あんまり向き合わないところですね。私の場合は、嫌なことを必要以上に考えないというポジティブな意味ですけど。恋愛に対して向き合わないし向き合えないところとか、私と一緒じゃんって気づきました。
──逆に言うと、台本を読んでいるときは何がわからなかったんですか。
光に対する思いですね。私だったら絶対に一緒にいない。なんでこの人は一緒にいられるんだろうというのがわからなかった。たぶんそれは人間として好きとか、友達として好きという気持ちがあるからなんだと思いますけど、それが恋愛としての好きに勝るんだっていうのが不思議でした。

──想いが届かなくても、そばにいられるだけでいいやっていう気持ちは普通にありますけどね。
え! 愛っすね、それは(笑)。愛の人なんですよ、きっと、彩世も。私はそこに到達できない。そばにいることで、いつか迷惑をかけちゃう気がして、自分から距離を置きたいと思ってしまう。好きすぎるとダメなんですよね、私。
── 一緒にいると辛いんだけど、それでも一緒にいられるだけで幸せみたいな気持ちってありません?
(即答で)ありません。
──すごい。考える時間が一瞬もなかった(笑)。
(笑)。私自身、もともとがすごくネガティブなんです。だから、傷つくのを怖がってしまう。一緒にいたくないのも、一緒にいることの幸せより、いつかやってくる辛さみたいなもののほうに目がいっちゃうからだと思います。
──冒頭でポジティブな意味で嫌なことと向き合わないとおっしゃっていましたが、そうできるのはつまり自分のネガティブな性格を自覚しているから?

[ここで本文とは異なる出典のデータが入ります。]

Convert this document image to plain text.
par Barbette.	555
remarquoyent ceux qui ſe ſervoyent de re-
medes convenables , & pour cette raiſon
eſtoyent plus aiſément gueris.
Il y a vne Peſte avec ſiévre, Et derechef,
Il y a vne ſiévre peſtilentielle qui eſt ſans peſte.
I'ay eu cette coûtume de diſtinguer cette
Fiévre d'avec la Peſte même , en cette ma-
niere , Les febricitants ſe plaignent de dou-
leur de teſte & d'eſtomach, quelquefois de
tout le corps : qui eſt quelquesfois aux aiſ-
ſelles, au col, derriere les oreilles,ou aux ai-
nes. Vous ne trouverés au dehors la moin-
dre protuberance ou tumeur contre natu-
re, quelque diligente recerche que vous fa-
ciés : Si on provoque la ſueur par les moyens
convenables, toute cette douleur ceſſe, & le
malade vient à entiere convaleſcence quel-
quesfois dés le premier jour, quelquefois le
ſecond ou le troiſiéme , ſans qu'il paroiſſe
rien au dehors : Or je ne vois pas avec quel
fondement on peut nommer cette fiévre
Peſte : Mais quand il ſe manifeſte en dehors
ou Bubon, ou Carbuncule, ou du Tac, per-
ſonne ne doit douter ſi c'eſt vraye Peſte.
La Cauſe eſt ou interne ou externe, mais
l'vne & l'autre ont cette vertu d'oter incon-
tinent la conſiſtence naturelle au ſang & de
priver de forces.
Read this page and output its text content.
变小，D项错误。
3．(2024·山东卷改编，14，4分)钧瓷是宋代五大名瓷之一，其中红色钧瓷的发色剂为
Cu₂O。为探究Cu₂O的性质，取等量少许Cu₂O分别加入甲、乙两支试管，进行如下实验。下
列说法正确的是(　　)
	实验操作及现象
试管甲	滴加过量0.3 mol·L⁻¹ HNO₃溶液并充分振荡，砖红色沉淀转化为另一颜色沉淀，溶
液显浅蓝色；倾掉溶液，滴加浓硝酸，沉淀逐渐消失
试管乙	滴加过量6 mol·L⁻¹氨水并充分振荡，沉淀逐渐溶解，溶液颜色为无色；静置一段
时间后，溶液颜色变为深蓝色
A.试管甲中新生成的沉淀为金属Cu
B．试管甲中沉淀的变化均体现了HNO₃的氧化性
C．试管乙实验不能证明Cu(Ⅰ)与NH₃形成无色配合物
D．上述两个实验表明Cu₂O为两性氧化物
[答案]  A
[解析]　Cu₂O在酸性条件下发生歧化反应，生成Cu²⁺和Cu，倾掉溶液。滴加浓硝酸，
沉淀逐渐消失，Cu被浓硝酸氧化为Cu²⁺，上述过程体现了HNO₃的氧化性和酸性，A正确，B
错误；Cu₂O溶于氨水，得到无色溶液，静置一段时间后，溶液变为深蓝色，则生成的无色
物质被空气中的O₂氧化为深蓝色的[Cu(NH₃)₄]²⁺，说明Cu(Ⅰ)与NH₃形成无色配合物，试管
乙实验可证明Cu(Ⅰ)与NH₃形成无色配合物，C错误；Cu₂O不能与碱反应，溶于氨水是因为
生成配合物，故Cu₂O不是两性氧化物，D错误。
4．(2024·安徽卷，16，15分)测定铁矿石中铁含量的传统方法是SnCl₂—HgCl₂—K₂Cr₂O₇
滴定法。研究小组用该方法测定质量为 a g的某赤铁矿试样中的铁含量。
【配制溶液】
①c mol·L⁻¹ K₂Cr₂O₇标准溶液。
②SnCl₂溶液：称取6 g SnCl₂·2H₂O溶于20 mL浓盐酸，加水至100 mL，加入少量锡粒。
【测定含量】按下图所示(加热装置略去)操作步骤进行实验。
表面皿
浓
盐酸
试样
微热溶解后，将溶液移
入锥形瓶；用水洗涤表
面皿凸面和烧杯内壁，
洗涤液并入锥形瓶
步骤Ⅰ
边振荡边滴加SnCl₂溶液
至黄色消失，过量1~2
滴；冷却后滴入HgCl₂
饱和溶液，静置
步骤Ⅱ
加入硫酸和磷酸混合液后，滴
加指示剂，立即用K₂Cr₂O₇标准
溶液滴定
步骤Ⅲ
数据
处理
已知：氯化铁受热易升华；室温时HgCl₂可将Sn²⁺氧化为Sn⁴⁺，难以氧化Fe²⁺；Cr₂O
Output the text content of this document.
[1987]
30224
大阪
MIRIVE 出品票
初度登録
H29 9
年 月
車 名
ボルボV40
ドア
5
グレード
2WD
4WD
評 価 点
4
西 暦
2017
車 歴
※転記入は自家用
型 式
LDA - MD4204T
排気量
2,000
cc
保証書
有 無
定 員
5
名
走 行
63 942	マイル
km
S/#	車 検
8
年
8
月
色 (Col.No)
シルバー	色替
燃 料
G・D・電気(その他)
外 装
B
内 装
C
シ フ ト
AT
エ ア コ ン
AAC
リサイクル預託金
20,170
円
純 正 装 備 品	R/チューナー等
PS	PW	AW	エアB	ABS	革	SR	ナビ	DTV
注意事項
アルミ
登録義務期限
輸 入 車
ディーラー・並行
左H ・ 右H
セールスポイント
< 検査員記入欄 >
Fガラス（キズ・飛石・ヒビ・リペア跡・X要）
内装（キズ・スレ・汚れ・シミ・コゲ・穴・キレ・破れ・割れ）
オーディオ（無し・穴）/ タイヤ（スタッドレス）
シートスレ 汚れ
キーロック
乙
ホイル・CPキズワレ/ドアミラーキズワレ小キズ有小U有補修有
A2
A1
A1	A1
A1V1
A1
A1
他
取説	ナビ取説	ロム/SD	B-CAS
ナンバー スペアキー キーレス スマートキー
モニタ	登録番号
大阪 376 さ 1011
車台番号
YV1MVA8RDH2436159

そうなんです。常に逆行です(笑)。めちゃくちゃ暗かったんですよ、23歳くらいまで。見るものすべて敵くらいの気持ちで生きてきました。そのほうが楽なんです。ネガティブの引力ってすごいから、そっちに引っ張られるほうがずっと簡単だった。
でもそれじゃいけないなと、あるタイミングから思うようになって。この仕事をしている上で、そういうネガティブなところは魅力にもなるけど、私がしたいのはそういうことじゃないから。観ている人も、現場で関わる人も、みんながハッピーになるものを届けたい。そのためには、まず私自身が変わらなきゃと思って、そこからポジティブ思考の練習をめちゃくちゃしました。

──どうですか。今、ポジティブ人間になれていますか。
結構なれてます。バレないんです、本当はネガティブだってことが。現場でも、たぶん明るい子だと思われている気がします。私自身がそっちに慣れてきたっていうのもあると思いますけど。ポジティブになろうなろうと意識しているうちに、本当にポジティブになっちゃったみたいな。
──そうだと思います。さっきスタジオに入ってきたときも、すごい大きな声で挨拶してたじゃないですか。めっちゃ明るい人なんだと思いましたから。
そっちのほうが人とお仕事をする上でもやりやすいんですよね。何より私自身が楽しい。ポジティブでいることって大事なんだなって気づきました。